What they all seemed incapable of comprehending was that transcripts of police interviews are not confidential – on the contrary, the right of a suspect and his lawyers to publish them is a vital safeguard against abusive secret policing. Such transcripts are not usually released to the press by the defence, for the simple reason that they usually show defendants in a poor light, struggling to answer difficult questions. However, since Haneef answered every question satisfactorily, and the transcript refuted the smears and falsehoods put about by police and press, it was plainly his lawyer’s duty to put the interview in the public domain. By so doing Mr Keim performed his duty to his client, and to the public and to the court, and his action lifted the miasma of guilt which had covered his client. Those who complained about his “unprofessional” conduct revealed their own ignorance of what the adversary system requires of counsel in these fraught circumstances. For all the obloquy which lawyers attract (sometimes justifiably) the work of Keim and his team, as described in this book, serves as a reminder that dedicated lawyering may be the citizen’s only protection against the abuse of state power.

The book demonstrates beyond any doubt just how preposterous is the claim that liberty will be safe in the hands of politicians – the refrain from those who oppose a charter of human rights. The official report into the Haneef affair, by Judge John Clarke, was an indictment of government ministers for making “astonishing” and “troubling” decisions to deny liberty to an innocent person. On its publication, The Australian newspaper, an obsessive opponent of a charter, argued editorially that a bill of rights was not necessary because overzealous politicians and public servants could be exposed by the media – especially by “The Australian”. “The truth” it pompously proclaimed “was revealed by this newspaper doing its job… by journalists acting on the publics’ right to know”1. Readers of Ms Ewart’s book will learn just how absurd this statement is : the truth was revealed by Stephen Keim QC by releasing Dr Haneef’s interview to the journalist Hedley Thomas, who only then realised how uncritical he had been of the police line that Haneef was a terrorist. Had a federal charter of rights been in place, Dr Haneef would not have been charged without any evidence in the first place, and the minister would have been advised of the illegality of cancelling his visa – and that alone would have saved him at least 14 days of wrongful detention.

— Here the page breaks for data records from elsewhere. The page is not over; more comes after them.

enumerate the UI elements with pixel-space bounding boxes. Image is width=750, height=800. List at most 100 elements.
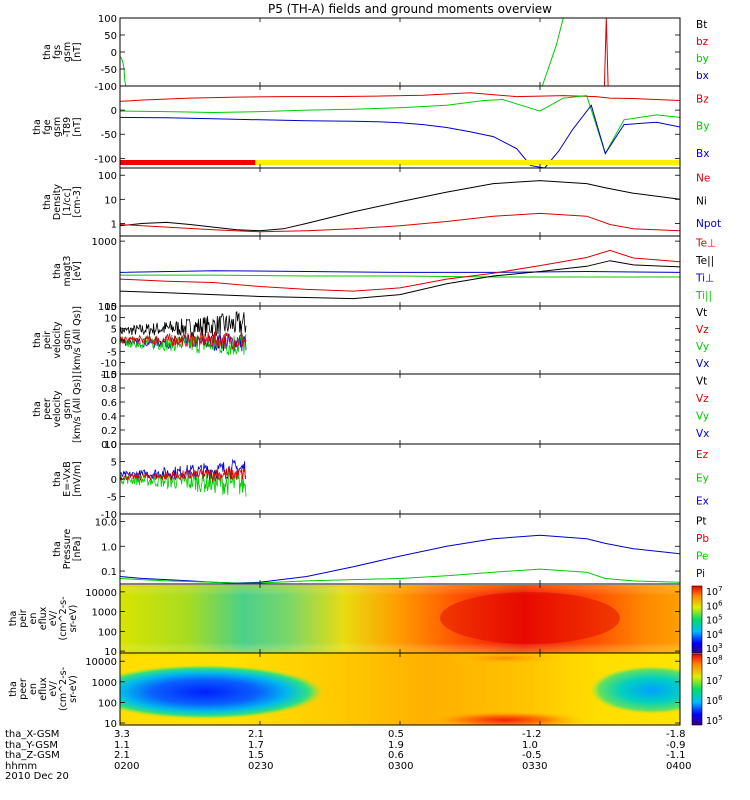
peer-spectrogram-ylabel-4: eV/ <box>48 680 59 696</box>
chart-title: P5 (TH-A) fields and ground moments over… <box>268 2 552 16</box>
pos-z-4: -1.1 <box>666 750 686 761</box>
density-legend-ne: Ne <box>696 173 710 185</box>
peer-velocity-ytick-1: 0.8 <box>101 384 117 395</box>
peer-spectrogram-image <box>120 653 680 725</box>
peir-velocity-noisy-vt <box>120 311 247 337</box>
pos-y-3: 1.0 <box>522 740 538 751</box>
density-series-ni-0 <box>120 180 680 232</box>
density-ylabel-0: tha <box>42 194 53 210</box>
density-ytick-2: 1 <box>111 219 117 230</box>
peir-spectrogram-cbar-tick-2: 105 <box>706 614 723 627</box>
pos-z-0: 2.1 <box>114 750 130 761</box>
peir-velocity-ylabel-1: peir <box>42 331 53 350</box>
peer-velocity-legend-vt: Vt <box>696 376 707 388</box>
row-label-hhmm: hhmm <box>5 761 37 772</box>
fgs-legend-bt: Bt <box>696 19 707 31</box>
efield-ylabel-0: tha <box>52 471 63 487</box>
magt3-ylabel-0: tha <box>52 263 63 279</box>
fgs-legend-bx: bx <box>696 70 709 82</box>
peir-velocity-ytick-4: -5 <box>107 347 117 358</box>
density-legend-ni: Ni <box>696 195 707 207</box>
fge-ylabel-2: gsm <box>52 117 63 137</box>
peir-spectrogram-ytick-1: 1000 <box>92 608 117 619</box>
efield-frame <box>119 443 681 515</box>
efield-legend-ey: Ey <box>696 472 709 484</box>
fgs-ytick-2: 0 <box>111 48 117 59</box>
density-ylabel-2: [1/cc] <box>62 188 73 215</box>
magt3-legend-te: Te⊥ <box>695 238 716 250</box>
fgs-frame <box>119 17 681 87</box>
pressure-legend-pb: Pb <box>696 533 709 545</box>
magt3-series-te-3 <box>120 260 680 300</box>
fge-ytick-1: -50 <box>101 130 117 141</box>
time-tick-1: 0230 <box>248 761 273 772</box>
pos-x-3: -1.2 <box>522 729 542 740</box>
density-traces <box>120 180 680 233</box>
colorbar-peir <box>691 585 703 654</box>
peir-spectrogram-cbar-tick-0: 107 <box>706 585 723 598</box>
fge-legend-bz: Bz <box>696 93 709 105</box>
fge-ylabel-0: tha <box>32 119 43 135</box>
pressure-ytick-0: 10.0 <box>95 517 117 528</box>
magt3-traces <box>120 249 680 300</box>
efield-ylabel-1: E=-VxB <box>62 461 73 496</box>
fgs-ytick-1: 50 <box>104 31 117 42</box>
efield-traces <box>120 458 247 497</box>
row-label-x: tha_X-GSM <box>5 729 59 740</box>
fgs-series-by-0 <box>120 56 127 86</box>
date-label: 2010 Dec 20 <box>5 771 69 782</box>
peir-spectrogram-ylabel-3: eflux <box>38 606 49 630</box>
row-label-y: tha_Y-GSM <box>5 740 58 751</box>
pressure-ylabel-0: tha <box>52 541 63 557</box>
fgs-ytick-0: 100 <box>98 14 117 25</box>
peir-velocity-legend-vx: Vx <box>696 358 709 370</box>
density-ylabel-1: Density <box>52 184 63 220</box>
peer-spectrogram-ylabel-6: sr-eV) <box>68 675 79 703</box>
peir-velocity-ytick-3: 0 <box>111 336 117 347</box>
density-legend-npot: Npot <box>696 218 721 230</box>
density-ytick-0: 100 <box>98 171 117 182</box>
peer-velocity-ytick-4: 0.2 <box>101 426 117 437</box>
peir-spectrogram-cbar-tick-1: 106 <box>706 599 723 612</box>
peir-spectrogram-ytick-0: 10000 <box>85 588 117 599</box>
efield-legend-ez: Ez <box>696 449 709 461</box>
efield-ytick-1: 5 <box>111 458 117 469</box>
peer-spectrogram-cbar-tick-3: 105 <box>706 714 723 727</box>
peir-spectrogram-cbar-tick-3: 104 <box>706 628 723 641</box>
magt3-series-ti-0 <box>120 270 680 273</box>
fgs-ylabel-2: gsm <box>62 42 73 62</box>
pos-x-2: 0.5 <box>388 729 404 740</box>
fge-series-bx-2 <box>120 104 680 168</box>
peer-velocity-legend-vx: Vx <box>696 428 709 440</box>
fge-ylabel-4: [nT] <box>72 117 83 136</box>
peir-spectrogram-ylabel-2: en <box>28 613 39 625</box>
magt3-legend-te: Te|| <box>695 255 714 267</box>
peer-velocity-ytick-3: 0.4 <box>101 412 117 423</box>
peer-velocity-ylabel-4: [km/s (All Qs)] <box>72 375 83 443</box>
peir-spectrogram-ylabel-4: eV/ <box>48 610 59 626</box>
peer-spectrogram-ylabel-0: tha <box>8 681 19 697</box>
fgs-ytick-4: -100 <box>94 82 117 93</box>
fge-ylabel-1: fge <box>42 119 53 134</box>
fge-series-by-1 <box>120 95 680 155</box>
time-tick-2: 0300 <box>388 761 413 772</box>
pressure-ylabel-1: Pressure <box>62 529 73 570</box>
pressure-ytick-2: 0.1 <box>101 567 117 578</box>
data-layer <box>120 18 681 584</box>
peir-velocity-legend-vt: Vt <box>696 307 707 319</box>
fge-traces <box>120 92 680 168</box>
row-label-z: tha_Z-GSM <box>5 750 60 761</box>
peer-velocity-ytick-2: 0.6 <box>101 398 117 409</box>
pos-x-4: -1.8 <box>666 729 686 740</box>
peer-spectrogram-ytick-1: 1000 <box>92 678 117 689</box>
time-axis-table: tha_X-GSM tha_Y-GSM tha_Z-GSM hhmm 2010 … <box>5 729 691 782</box>
pressure-ytick-1: 1.0 <box>101 542 117 553</box>
fge-mode-bar-0 <box>120 160 256 165</box>
peir-velocity-ytick-1: 10 <box>104 313 117 324</box>
pos-y-4: -0.9 <box>666 740 686 751</box>
pos-y-0: 1.1 <box>114 740 130 751</box>
fge-legend-bx: Bx <box>696 148 709 160</box>
peir-velocity-ytick-2: 5 <box>111 325 117 336</box>
time-tick-0: 0200 <box>114 761 139 772</box>
peir-velocity-ylabel-3: gsm <box>62 330 73 350</box>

But some people never learn. John Howard, for example. As I write, someone has emailed me a report of his latest effusion – a Menzies lecture in Perth, in which he condemns a charter for “handing powers to unelected judges”2. Trust the politicians is his message (“I always thought a member of parliament was a decision maker and not a buck passer”). This book enables readers to test his argument by asking themselves, after reading it, whether in the event of their unjustified arrest or some other incursion on their liberty, they would rather have their dispute with the authorities decided by the likes of Kevin Andrews and Philip Ruddock, or by magistrate Jacqui Payne (who gave Haneef bail), or Justice Jeffrey Spender, (who quashed Andrews decision to cancel the visa). Judges are unelected precisely so they may decide without fear or favour between the citizen and the state. Any charter that promotes trial by judges as against trial by politicians or trial by media, should be welcomed by all thinking Australians.

1 See “Scrutiny can prevent another Haneef case” The Australian 24th December 2008.
2 Rights Bill to empower unelected: Howard Australian Associated Press August 27th 2009.